In this second lawsuit, the trial judge gave a quick victory to Smith in dismissing the bad-faith and CPA claims against her, but this was not to last. The Keodalah court held that Washington’s statute requiring “good faith” in the business of insurance applies to insurers and those acting on behalf of insurers: “Smith was engaged in the business of insurance and was acting as an Allstate representative. Thus, under the plain language of the statute, she had the duty to act in good faith. And she can be sued for breaching this duty.”
Similarly, the court followed a recent decision by the Washington Supreme Court to reverse an older case that had required a contractual relationship between the defendant and a plaintiff asserting claims under the CPA. Without this element, the Keodalah court held that CPA claims can be asserted against adjusters like Smith even though, of course, an insured and an adjuster do not have any contact with each other.

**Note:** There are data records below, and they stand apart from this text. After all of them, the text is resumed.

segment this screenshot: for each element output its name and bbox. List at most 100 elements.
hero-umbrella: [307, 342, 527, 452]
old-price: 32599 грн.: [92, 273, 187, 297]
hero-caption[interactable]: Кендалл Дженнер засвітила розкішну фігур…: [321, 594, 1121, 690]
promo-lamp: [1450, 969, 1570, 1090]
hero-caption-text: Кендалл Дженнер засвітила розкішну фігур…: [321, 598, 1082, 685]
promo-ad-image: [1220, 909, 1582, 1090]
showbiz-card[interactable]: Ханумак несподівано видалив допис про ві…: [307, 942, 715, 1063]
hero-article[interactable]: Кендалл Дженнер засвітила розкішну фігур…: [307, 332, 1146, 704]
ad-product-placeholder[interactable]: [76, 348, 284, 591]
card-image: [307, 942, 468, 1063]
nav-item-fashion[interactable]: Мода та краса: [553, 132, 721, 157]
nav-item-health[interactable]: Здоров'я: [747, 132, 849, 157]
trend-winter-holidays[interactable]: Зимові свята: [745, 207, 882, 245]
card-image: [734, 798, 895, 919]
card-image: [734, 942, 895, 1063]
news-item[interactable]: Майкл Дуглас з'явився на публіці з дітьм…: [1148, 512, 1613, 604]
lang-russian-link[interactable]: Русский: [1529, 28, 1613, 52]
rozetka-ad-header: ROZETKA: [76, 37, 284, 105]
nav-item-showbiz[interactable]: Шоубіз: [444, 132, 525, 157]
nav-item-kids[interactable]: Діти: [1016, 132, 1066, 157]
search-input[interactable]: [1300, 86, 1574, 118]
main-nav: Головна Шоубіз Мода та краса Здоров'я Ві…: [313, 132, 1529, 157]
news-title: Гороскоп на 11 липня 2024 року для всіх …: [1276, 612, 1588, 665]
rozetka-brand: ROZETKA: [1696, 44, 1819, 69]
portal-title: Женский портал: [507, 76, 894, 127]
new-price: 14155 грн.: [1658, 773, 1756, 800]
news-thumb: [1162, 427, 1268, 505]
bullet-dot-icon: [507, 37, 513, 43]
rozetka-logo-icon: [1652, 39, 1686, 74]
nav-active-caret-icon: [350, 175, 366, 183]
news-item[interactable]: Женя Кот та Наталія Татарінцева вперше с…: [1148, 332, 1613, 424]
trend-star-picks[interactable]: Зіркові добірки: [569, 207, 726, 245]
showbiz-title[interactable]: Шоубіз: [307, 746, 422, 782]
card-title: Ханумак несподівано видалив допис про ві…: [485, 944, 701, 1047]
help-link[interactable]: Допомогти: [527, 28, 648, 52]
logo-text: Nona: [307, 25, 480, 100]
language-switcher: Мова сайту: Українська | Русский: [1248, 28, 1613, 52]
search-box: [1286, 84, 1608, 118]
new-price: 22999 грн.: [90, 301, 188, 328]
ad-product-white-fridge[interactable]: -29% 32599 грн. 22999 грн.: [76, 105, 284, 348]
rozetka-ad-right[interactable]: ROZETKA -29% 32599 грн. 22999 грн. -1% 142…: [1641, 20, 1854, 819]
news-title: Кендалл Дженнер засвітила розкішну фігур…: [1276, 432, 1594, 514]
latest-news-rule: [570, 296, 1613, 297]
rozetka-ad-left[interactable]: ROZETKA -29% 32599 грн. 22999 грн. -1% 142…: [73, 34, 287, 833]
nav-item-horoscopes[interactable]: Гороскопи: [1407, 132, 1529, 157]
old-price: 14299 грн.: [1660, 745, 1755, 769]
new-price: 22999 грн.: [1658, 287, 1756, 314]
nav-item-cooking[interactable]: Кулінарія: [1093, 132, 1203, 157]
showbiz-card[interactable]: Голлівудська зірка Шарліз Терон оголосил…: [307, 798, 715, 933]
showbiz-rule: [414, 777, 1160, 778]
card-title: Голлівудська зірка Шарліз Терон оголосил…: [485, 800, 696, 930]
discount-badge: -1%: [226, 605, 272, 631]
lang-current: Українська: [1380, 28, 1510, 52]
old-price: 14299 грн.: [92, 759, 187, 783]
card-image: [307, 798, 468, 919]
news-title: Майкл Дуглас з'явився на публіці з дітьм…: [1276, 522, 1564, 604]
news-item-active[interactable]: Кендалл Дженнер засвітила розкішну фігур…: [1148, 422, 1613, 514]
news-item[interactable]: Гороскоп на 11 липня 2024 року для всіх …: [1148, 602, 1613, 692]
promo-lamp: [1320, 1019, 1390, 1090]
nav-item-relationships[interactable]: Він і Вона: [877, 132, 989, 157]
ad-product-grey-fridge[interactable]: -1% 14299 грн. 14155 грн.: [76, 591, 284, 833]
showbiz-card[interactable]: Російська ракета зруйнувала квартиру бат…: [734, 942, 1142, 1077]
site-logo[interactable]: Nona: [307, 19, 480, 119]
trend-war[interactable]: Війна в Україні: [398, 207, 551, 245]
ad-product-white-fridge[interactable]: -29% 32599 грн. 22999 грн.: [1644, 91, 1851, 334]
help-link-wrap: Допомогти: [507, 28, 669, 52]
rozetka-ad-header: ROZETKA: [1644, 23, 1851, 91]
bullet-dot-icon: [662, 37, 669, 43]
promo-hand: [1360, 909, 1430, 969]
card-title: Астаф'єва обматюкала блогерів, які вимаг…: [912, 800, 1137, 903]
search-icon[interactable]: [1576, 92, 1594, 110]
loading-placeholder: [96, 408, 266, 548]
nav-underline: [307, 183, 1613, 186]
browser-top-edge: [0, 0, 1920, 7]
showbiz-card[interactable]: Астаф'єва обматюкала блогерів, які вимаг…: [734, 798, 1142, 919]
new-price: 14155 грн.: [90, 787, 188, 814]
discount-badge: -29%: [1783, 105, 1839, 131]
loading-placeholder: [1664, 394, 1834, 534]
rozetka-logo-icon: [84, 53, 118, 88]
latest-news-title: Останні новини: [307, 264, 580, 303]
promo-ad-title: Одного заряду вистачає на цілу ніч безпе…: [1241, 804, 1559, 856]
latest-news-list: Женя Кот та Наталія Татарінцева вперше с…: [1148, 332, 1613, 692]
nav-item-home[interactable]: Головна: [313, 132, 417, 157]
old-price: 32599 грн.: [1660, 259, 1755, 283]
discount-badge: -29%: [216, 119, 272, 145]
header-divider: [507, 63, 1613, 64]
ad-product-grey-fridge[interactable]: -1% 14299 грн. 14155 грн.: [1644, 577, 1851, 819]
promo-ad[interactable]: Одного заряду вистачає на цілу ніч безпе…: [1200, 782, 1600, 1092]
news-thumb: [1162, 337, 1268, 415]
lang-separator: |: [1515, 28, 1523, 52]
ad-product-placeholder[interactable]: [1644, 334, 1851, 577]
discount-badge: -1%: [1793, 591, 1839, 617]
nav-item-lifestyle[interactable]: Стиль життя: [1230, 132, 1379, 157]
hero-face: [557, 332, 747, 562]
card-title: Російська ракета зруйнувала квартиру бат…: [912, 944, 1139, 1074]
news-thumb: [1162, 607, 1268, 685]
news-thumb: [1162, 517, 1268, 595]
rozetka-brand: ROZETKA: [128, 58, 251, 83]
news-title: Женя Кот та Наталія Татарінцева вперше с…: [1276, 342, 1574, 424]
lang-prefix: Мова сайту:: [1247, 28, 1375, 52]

While this result will gratify insureds who often feel personally aggrieved by an adjuster’s bad faith and relish the thought of holding an adjuster personally responsible, Keodalah will doubtlessly play an important role in the familiar battleground between insurers and insureds about which court will hear a case.
Insurers often prefer federal court and remove coverage cases filed in state court to federal court based on what is known as “diversity jurisdiction,” which applies when the plaintiffs and defendants are all citizens of different states. Under Keodalah, insureds can sue individual adjusters, which may defeat diversity jurisdiction (if the insured and adjuster are citizens of the same state) or defeat removal (if the adjuster is a defendant of the state where the suit is brought).
Both because of the availability of bad-faith and CPA claims against another defendant, and because of the procedural advantages in suing an adjuster, Keodalah offers several tools for lawyers on the policyholders’ side of the bar.